Anschließend begab ich mich auf den Torus. Für gewöhnlich trat ich die kurze Passage erst nach Feierabend an, wenn ich meinen Dienst als Kommandant der MARQUIS DE LAPLACE beendet hatte. Aber auf dem Schiff gab es vorderhand wenig zu tun. Die Geschehnisse auf dem Kongress schienen dagegen einer Entscheidung zuzustreben. Das hatte sich mir schon morgens aufgedrängt, als ich die aktuellen Meldungen des StabsLogs abgerufen hatte. Der Eindruck bestätigte sich, als ich unterhalb der großen Agora aus der Schleusenkammer trat.

Der Torus war kaum wiederzuerkennen. Schon nach dem Attentat auf unseren Frachter waren die Sicherheitsvorkehrungen verschärft worden. Wachen waren verdoppelt, Kontrollen verstärkt, die Bewegungsfreiheit eingeschränkt worden. Doch war das im Rückblick kaum ein Vorspiel zu dem, was mich jetzt erwartete.

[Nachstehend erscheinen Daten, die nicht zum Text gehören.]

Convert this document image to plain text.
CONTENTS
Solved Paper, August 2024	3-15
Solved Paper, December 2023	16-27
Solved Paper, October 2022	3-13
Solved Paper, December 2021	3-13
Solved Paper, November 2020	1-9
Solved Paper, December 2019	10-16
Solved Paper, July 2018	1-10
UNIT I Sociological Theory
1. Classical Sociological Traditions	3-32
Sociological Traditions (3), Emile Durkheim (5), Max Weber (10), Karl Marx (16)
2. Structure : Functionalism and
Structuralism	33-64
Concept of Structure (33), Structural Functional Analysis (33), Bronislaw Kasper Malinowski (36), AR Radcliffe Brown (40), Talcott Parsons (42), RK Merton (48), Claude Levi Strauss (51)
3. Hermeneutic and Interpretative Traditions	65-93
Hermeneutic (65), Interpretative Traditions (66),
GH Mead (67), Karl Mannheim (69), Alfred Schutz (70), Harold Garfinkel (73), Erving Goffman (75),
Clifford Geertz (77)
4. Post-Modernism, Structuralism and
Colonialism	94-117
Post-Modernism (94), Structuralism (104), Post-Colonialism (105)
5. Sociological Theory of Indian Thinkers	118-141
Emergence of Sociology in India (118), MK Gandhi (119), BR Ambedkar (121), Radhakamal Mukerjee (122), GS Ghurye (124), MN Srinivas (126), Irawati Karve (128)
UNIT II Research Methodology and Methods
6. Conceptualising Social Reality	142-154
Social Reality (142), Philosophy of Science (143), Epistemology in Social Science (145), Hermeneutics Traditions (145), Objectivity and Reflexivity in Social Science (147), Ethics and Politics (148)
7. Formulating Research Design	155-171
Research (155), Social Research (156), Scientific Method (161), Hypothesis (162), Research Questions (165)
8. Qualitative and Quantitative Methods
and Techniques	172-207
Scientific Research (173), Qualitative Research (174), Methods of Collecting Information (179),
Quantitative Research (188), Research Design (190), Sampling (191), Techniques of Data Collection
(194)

Ich hatte das Shuttle verlassen, hatte mich ausgewiesen, war durchleuchtet und sogar abgetastet worden. Jetzt kam ich auf den Hauptweg innerhalb des Torus hinaus, die mehrere Hundert Meter breite, hundert Kilometer über unseren Köpfen in sich zurückgekrümmte Halle, die die transparente Weite eines Raumhafenhangars und das kosmopolitische Gewusel eines galaktischen Basars in sich vereinigte. Patrouillierende Tloxi-Trupps und Wachmannschaften der Union waren allgegenwärtig. Dazwischen bildeten die Delegationen der einzelnen Völkerschaften abgeschottete Grüppchen, die wie Inseln aus dem Meer der Sicherheitskräfte aufragten. Boten, Zuträger, Referenten und Angehörige des protokollarischen Dienstes liefen dazwischen herum. Die Delegationsleiter hielten kurze Ansprachen an ihre Fraktionen und schworen sie auf die kommende Sitzung ein. Es war wie bei einem Turnier, bei dem die Trainer ihrer Teams noch einmal um sich scharten und sie mit ritualisierten Schlachtrufen für die anstehenden Auseinandersetzungen aufpeitschten. Statt eines sportlichen Wettkampfes, so hatte ich den Eindruck, standen jedoch Auseinandersetzungen auf Leben und Tod an.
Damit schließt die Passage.